What changed in 2020 that stayed the same in 2021?
The single track
The physical space requires a significant number of humans to lead people to the correct spots - and those correct spots could have been sponsor booths, the lunch table, one of several breakout rooms, and, mostly importantly, one of two talks. This is counter-intuitively a harder problem in the virtual space, but instead of lost humans, we instead expected to see lost attention, as discussions fragmented and momentum diminished.
The single talk track kept attendees focused on one subject, and one subject only. This enabled our attendees to have higher-quality discussions with more people. It also eased a significant cognitive burden off the organizers and moderators, who otherwise would’ve needed to do double duty ensuring that events were somewhat equally attended.
The donation model for tickets
In 2019, our cost to attend was $250 per person. No matter what we did, paying $250 to attend a virtual event probably would’ve been a non-starter for most of our attendees. That said, there are individuals who we underserved even in 2019 - for instance:
- Those who couldn’t take time off from work, but couldn’t justify paying $250 just to sit in the audience, then dedicate at best half of their attention to talks.
- Those who were used to an employer-sponsored ticket, but didn’t get one. (This was especially true for 2020, when many employers no longer saw an ROI on conferences.)
- Those who could invest their full attention, but not $250 - students, juniors, and individuals looking to break into the engineering space.
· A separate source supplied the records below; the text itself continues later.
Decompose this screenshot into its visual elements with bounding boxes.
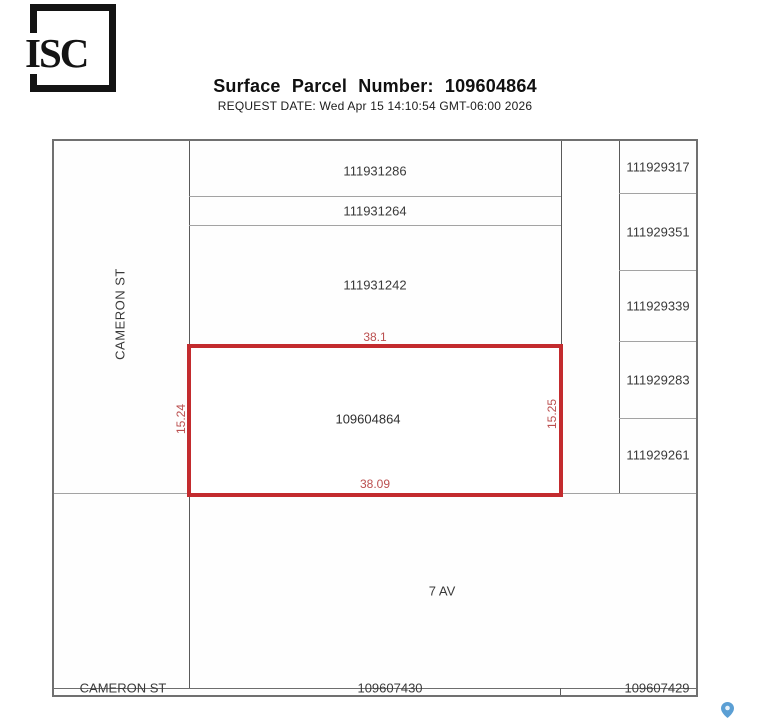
map-pin-icon [721,702,734,718]
parcel-map: 111931286 111931264 111931242 111929317 … [52,139,698,697]
boundary-line-vertical-west-lower [189,493,190,688]
neighbor-parcel-label: 111929317 [626,160,689,175]
neighbor-parcel-label: 111931242 [343,278,406,293]
boundary-line-east-divider-3 [619,341,696,342]
neighbor-parcel-label: 111929351 [626,225,689,240]
boundary-line-north-divider-1 [189,196,561,197]
neighbor-parcel-label: 109607429 [624,681,689,696]
dimension-label-right: 15.25 [545,399,559,429]
subject-parcel-label: 109604864 [335,412,400,427]
neighbor-parcel-label: 111929339 [626,299,689,314]
boundary-line-east-divider-1 [619,193,696,194]
boundary-line-bottom-tick [560,688,561,695]
page-title: Surface Parcel Number: 109604864 [52,76,698,97]
dimension-label-top: 38.1 [363,330,386,344]
boundary-line-east-divider-4 [619,418,696,419]
boundary-line-vertical-west [189,141,190,344]
neighbor-parcel-label: 111929261 [626,448,689,463]
boundary-line-north-divider-2 [189,225,561,226]
street-label-cameron-vertical: CAMERON ST [113,268,128,360]
isc-logo-text: ISC [22,33,90,74]
boundary-line-vertical-central-east [561,141,562,344]
street-label-7av: 7 AV [429,584,456,599]
dimension-label-bottom: 38.09 [360,477,390,491]
street-label-cameron-bottom: CAMERON ST [80,681,167,696]
neighbor-parcel-label: 111931264 [343,204,406,219]
neighbor-parcel-label: 111929283 [626,373,689,388]
request-date: REQUEST DATE: Wed Apr 15 14:10:54 GMT-06… [52,99,698,113]
neighbor-parcel-label: 111931286 [343,164,406,179]
boundary-line-east-divider-2 [619,270,696,271]
neighbor-parcel-label: 109607430 [357,681,422,696]
dimension-label-left: 15.24 [174,404,188,434]
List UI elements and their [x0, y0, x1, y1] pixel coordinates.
Moving to a donation model, as my co-organizer Paul Bruce likes to say, feeds two birds with one scone. First, it ensures that anyone who wants to attend doesn’t have to worry about the financials of attending, or find a way to justify their attendance relative to their other tasks. Second, it allows us to explicitly earmark a portion of our revenue towards donations to our community. This is something we do regardless, but in years past, it was decoupled from individual contributions. Now, we have a way to tie it directly to individuals.
Our backroom A/V
I can’t understate how essential Aaron Aldrich is to our event’s success. In 2020, Aaron took the opportunity to physically build much of the streaming setup that we used to coordinate the event, and has been the voice of God in our ears during the event ever since. The services that Aaron brings to the table are immensely valuable to us. Since many of the organizers also operate in the DevOps space in their day jobs, we’re all acutely aware of bus factor in our designs - and we’re all also acutely aware that sometimes, we must take on technical debt when operating them. We made the decision to keep Aaron as our point person for all things A/V, owing largely to this being (hopefully) the last year we’ll hold a completely virtual event.
What might 2022 look like?
I’m only one organizer of our event, and I can’t single-handedly make edicts about it. However, I sincerely hope that the state of the world will be amenable to an in-person or hybrid event in 2022. We’ve learned a lot about keeping our audience engaged and participating, much of which can carry over beyond the virtual space as well. And we’ve set ourselves up financially to support a return to a physical venue, which was one of our most important goals for the year.